France, the land of vaccine pioneer Louis Pasteur, has a long and celebrated history when it comes to medical breakthroughs.
Issued on: 26/01/2021
Text by: FRANCE 24
France's slip from frontrunner to laggard in the race to develop a Covid-19 vaccine has sparked dismay among politicians, reigniting a debate about the country's scientific prowess and its global standing.
France, the land of vaccine pioneer Louis Pasteur, has a long and celebrated history when it comes to medical breakthroughs.
With the world-renowned research centre that bears his name in Paris, the Pasteur Institute, as well as leading pharma group Sanofi, the country looked well positioned in the race to produce a jab against the novel coronavirus.
But the Pasteur Institute announced Monday that it was abandoning research on its most promising prospect, while Sanofi – an early frontunner in the vaccine race – has said its candidate for inoculation will not be ready before the end of 2021 at best.
France's Pasteur Institute abandons Covid-19 vaccine
"It's a sign of the decline of the country and this decline is unacceptable," François Bayrou, a close political ally of President Emmanuel Macron, said Tuesday.
Bayrou, head of the centrist MoDem party and named by Macron last year as commissioner for long-term government planning, said the problem was a brain-drain from France to the United States.
Speaking on France Inter radio, he said it was "not acceptable that our best researchers, the most brilliant of our researchers, are sucked up by the American system".
He referred to Stéphane Bancel, a Frenchman who heads US-based biotech firm Moderna, whose vaccine was the second to be approved for use in the United States and Europe.
Experts say the US government has invested more in vaccine research in the previous decades, while innovative companies are also drawn to the country because raising funds from private investors is easier and quicker.
Long-time Socialist minister Ségolène Royal, on the other hand, blamed "liberal ideology" for reductions in public funding for vaccine research, while Communist Party head Fabien Roussel called the setbacks a "humiliation".
Standing up to les anglo-saxons
The failure of French Covid vaccine research so far touches on several sensitive issues for the country.

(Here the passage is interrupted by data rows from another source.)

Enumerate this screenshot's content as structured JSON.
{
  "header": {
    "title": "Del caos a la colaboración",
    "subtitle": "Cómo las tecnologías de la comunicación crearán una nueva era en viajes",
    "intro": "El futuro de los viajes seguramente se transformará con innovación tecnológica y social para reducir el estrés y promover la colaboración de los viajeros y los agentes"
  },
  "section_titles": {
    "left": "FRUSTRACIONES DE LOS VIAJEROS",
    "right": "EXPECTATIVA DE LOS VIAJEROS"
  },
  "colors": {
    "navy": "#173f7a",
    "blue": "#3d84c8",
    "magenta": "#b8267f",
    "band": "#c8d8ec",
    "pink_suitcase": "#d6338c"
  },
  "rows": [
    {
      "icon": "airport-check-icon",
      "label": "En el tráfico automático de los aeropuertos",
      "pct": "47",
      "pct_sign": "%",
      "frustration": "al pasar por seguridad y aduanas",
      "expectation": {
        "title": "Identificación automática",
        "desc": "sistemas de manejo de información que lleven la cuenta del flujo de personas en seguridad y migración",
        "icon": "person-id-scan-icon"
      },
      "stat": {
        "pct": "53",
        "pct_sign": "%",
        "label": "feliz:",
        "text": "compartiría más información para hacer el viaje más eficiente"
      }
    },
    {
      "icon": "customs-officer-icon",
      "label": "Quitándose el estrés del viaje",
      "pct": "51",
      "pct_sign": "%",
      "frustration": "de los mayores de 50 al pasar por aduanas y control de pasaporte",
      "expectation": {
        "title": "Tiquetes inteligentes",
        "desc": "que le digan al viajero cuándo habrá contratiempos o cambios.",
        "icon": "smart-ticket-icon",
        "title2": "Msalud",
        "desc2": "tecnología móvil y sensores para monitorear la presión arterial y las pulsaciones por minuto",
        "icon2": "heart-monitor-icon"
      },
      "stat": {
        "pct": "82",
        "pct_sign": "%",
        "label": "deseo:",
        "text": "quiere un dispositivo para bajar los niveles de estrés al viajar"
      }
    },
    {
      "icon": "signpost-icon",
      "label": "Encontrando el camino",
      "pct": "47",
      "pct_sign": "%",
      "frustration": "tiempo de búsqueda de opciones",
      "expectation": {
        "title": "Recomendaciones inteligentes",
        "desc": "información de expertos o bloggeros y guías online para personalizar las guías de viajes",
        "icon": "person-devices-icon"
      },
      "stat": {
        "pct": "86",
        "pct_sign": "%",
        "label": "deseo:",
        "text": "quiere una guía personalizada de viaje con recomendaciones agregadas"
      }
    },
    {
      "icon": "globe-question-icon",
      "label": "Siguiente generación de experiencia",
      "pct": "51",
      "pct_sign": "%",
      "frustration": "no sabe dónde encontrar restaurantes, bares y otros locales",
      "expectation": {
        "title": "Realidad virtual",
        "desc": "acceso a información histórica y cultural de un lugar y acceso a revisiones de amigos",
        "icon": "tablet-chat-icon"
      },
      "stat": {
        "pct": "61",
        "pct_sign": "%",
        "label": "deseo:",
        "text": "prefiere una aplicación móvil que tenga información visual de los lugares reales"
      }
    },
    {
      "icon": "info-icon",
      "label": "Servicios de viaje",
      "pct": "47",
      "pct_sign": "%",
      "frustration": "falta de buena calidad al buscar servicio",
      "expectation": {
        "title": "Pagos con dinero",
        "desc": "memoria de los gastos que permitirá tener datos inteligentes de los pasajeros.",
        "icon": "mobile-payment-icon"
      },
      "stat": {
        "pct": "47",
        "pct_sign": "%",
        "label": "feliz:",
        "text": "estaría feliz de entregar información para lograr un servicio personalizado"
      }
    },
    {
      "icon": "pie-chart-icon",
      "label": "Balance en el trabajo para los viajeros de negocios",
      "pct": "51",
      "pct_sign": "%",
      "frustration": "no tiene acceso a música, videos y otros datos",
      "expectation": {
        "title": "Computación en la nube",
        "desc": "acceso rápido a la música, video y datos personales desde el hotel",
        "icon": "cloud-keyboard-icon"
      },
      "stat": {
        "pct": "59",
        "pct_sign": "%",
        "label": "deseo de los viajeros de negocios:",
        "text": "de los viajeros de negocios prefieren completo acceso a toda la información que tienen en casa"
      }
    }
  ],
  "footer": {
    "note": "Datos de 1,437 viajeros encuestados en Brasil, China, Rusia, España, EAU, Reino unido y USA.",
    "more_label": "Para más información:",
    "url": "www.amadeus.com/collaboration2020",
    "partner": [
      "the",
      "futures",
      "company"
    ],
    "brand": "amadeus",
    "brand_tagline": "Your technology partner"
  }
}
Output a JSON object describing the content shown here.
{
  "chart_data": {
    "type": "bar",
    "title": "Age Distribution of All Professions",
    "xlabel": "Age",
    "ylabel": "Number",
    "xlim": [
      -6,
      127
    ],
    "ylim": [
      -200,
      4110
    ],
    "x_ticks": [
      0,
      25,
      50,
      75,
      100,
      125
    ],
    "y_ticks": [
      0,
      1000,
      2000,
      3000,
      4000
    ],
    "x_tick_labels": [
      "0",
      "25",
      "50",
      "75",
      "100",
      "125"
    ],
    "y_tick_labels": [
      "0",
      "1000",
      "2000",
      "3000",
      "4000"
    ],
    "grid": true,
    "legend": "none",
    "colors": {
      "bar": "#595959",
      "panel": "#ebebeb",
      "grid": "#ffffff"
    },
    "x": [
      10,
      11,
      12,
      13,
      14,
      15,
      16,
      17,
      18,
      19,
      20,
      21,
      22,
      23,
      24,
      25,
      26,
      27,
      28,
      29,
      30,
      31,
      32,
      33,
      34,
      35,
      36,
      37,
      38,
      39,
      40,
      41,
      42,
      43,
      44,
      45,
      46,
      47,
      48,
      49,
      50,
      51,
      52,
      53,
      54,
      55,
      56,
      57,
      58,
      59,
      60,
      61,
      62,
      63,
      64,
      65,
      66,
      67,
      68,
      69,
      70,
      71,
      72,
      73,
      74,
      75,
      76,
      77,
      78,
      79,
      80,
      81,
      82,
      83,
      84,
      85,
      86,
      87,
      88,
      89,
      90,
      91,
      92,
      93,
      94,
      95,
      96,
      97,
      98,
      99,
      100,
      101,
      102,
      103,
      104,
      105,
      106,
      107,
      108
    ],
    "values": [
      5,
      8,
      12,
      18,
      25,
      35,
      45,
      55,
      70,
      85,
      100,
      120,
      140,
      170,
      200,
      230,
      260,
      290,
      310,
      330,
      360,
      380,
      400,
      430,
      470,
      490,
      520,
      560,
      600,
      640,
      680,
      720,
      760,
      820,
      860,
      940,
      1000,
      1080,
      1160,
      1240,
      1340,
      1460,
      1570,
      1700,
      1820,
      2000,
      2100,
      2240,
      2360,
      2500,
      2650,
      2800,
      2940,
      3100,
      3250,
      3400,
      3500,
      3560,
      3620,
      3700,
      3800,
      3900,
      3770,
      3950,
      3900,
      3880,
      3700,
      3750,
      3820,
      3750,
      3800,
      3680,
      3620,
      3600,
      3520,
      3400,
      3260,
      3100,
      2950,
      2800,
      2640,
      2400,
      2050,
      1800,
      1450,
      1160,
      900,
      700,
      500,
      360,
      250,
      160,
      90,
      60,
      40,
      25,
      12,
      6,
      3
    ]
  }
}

The political class and many voters have long worried about France's relative decline in power and influence – the ominous "déclassement" – in an increasingly globalised world.
This tendency is seen by many analysts as part of the explanation for strong support for the far-right party of Marine Le Pen, whose rhetoric is tinged with nostalgia for the past.
Since World War II, French governments have always had a strong industrial policy which has seen the promotion and protection of national champions to rival "les anglo-saxons" in Britain and America.
Sanofi, the only remaining major French pharma group, has come in for fierce public criticism, particularly in May last year when CEO Paul Hudson – a British citizen – said the United States would get first access to a future vaccine because it invested more in research.
His words kicked up a storm in France, and the company's managers were duly summoned by President Macron and his ministers.
Sanofi followed up this public relations disaster at home by announcing 1,700 job cuts a month later, including 1,000 in France.
Chance
The vaccine flops come at the height of a pandemic that has rattled the self-confidence of many of the world's richest nations, exposing a lack of preparedness and huge gaps in their manufacturing capabilities.
Amid the self-criticism and introspection, some experts and politicians have called on France to avoid taking the vaccine setbacks too hard.
Chance plays a major role in cutting-edge research, evident in the work of the most celebrated past French researchers from Pasteur to Nobel Prize-winning chemist Marie Curie.
Nathalie Coutinet, an economics of medicine researcher at the Sorbonne University in Paris, said many different approaches were being taken by scientists worldwide in the Covid fight.
The Pasteur Institute bet on adapting a measles vaccine to fight Covid, while Sanofi tried to tweak one of its flu jabs – only for a lab mistake to throw it off track.
The most successful approach among Western researchers turned out to be "messenger RNA," which was harnessed by German biotech group BioNTech as well as Moderna, whose jabs have been approved.
"If everyone had opted for RNS Messenger and it hadn't worked, we would have said it was stupid," Coutinet told AFP.